Yesterday I re-watched "The Wedding Night" (1935), this time with my wife who had never seen it before. For me it was like watching it all over again for the first time. I think that this happens with great pictures, like this one. She also loved the film and I felt so gratified by that, because sadly this type of quiet, sensitive films is not the kind of film which you can watch with anybody and can be fully appreciated as it should be.I'm a fan of "the Gary Cooper" of the late '20s and 1930s, in my opinion some his best films were made around this time, before his definitive screen persona was established, especially in the early thirties. He gives a sensitive, balanced, nuanced, performance in a film that looks like a slice of life. His character is so unarchetypical, so honestly portrayed by him, that you get immersed totally in this beautiful love story. And this is no by chance, because the film was directed by the masterful King Vidor.Praise must also go to the two actresses that vividly portray the two women in Cooper's life: the unjustly forgotten and underrated Russian actress Anna Sten and the equally unfairly forgotten actress Helen Vinson. Miss Vinson portrays without falling in the caricature, a shallow, but at the same time likable society woman, who thinks that life is a never-ending party and does not take marriage as seriously as it should be taken, realizing it too late. Miss Sten plays the naïve but strong-willed Polish woman who reluctantly at first, begins to fall for the writer portrayed by Cooper. The scene in which Cooper reads to her the first chapters of the new (autobiographical) book he is writing, is most telling in this aspect; because Miss Sten does not fall for the dashing, tall, handsome Cooper, but for his character's sensitiveness, feelings and emotions which she apprehends by means of this book in progress.In short, none of the three principals of this story incur in stereotypical portrayals, which helped me to connect with their characters' emotions, with its virtues and flaws.A wonderful experience, which with no doubt I'll repeat in the future, because this film deserves many viewings and is just my kind of film; a simple love story, unpretentiously directed, that does not aim at over sentimentality and does not fall into the maudlin which can ruin a movie, with superb, unaffected performances by the leads.

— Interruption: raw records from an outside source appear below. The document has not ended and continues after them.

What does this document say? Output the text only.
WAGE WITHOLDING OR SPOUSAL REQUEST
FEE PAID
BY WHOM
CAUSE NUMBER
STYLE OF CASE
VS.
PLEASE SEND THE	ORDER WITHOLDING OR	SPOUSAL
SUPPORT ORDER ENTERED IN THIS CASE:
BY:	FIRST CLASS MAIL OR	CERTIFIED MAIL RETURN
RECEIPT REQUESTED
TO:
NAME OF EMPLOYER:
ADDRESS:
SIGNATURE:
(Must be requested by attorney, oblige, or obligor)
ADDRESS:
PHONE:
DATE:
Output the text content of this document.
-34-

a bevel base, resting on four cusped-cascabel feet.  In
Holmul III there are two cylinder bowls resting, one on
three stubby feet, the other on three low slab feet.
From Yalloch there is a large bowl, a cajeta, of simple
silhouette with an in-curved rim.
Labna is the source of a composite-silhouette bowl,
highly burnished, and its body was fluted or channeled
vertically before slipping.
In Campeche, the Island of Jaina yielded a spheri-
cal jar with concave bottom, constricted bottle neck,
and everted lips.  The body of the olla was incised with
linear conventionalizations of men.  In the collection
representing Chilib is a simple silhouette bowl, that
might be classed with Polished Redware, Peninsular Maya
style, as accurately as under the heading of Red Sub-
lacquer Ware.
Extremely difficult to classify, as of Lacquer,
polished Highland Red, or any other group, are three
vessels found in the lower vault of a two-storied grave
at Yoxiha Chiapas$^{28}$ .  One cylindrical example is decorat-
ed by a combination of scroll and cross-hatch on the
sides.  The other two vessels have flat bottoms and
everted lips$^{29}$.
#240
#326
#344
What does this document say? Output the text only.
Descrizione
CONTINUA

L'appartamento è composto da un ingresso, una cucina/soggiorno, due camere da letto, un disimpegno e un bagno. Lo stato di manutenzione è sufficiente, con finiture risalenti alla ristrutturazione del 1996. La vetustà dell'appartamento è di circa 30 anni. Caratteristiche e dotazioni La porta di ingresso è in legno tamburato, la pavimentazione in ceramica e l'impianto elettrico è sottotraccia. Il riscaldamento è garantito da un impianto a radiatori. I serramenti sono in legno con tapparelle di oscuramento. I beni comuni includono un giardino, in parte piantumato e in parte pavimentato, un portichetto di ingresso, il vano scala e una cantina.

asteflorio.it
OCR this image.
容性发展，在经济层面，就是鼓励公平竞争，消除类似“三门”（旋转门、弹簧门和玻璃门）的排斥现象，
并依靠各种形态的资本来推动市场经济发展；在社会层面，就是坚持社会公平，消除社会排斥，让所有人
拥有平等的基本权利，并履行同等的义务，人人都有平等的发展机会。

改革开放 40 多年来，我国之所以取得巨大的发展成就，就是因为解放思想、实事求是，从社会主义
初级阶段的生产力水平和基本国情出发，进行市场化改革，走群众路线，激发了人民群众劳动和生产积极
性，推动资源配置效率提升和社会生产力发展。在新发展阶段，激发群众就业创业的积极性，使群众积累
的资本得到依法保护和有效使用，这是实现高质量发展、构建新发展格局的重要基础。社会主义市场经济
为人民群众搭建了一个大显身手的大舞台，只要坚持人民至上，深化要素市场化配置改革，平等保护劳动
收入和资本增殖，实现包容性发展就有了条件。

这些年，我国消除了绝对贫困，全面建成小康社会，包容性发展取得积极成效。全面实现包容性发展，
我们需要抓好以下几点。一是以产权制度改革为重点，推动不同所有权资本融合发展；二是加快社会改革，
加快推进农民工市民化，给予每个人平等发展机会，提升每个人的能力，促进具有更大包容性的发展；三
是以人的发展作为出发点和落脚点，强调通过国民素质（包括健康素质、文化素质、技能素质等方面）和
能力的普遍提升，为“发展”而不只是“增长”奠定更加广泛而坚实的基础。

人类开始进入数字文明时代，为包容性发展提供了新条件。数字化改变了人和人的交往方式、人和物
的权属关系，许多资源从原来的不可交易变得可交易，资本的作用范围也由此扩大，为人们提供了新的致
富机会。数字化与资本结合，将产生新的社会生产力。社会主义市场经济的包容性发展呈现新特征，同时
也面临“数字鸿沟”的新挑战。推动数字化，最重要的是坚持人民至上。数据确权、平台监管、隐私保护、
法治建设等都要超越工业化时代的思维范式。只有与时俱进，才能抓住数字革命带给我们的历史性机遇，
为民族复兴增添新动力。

Anna Sten deserved and Oscar for her portrayal, not to be made fun of and practically run out of town. Which just proves my theory that most critics tastes are in their mouth. I invited anyone who enjoys a movie of old, when it was about entertainment rather than depraved education to make the attempt to find a copy, sit back and enjoy. Goldwyn COULD pick them. Anna Sten and Cooper were something great in this movie.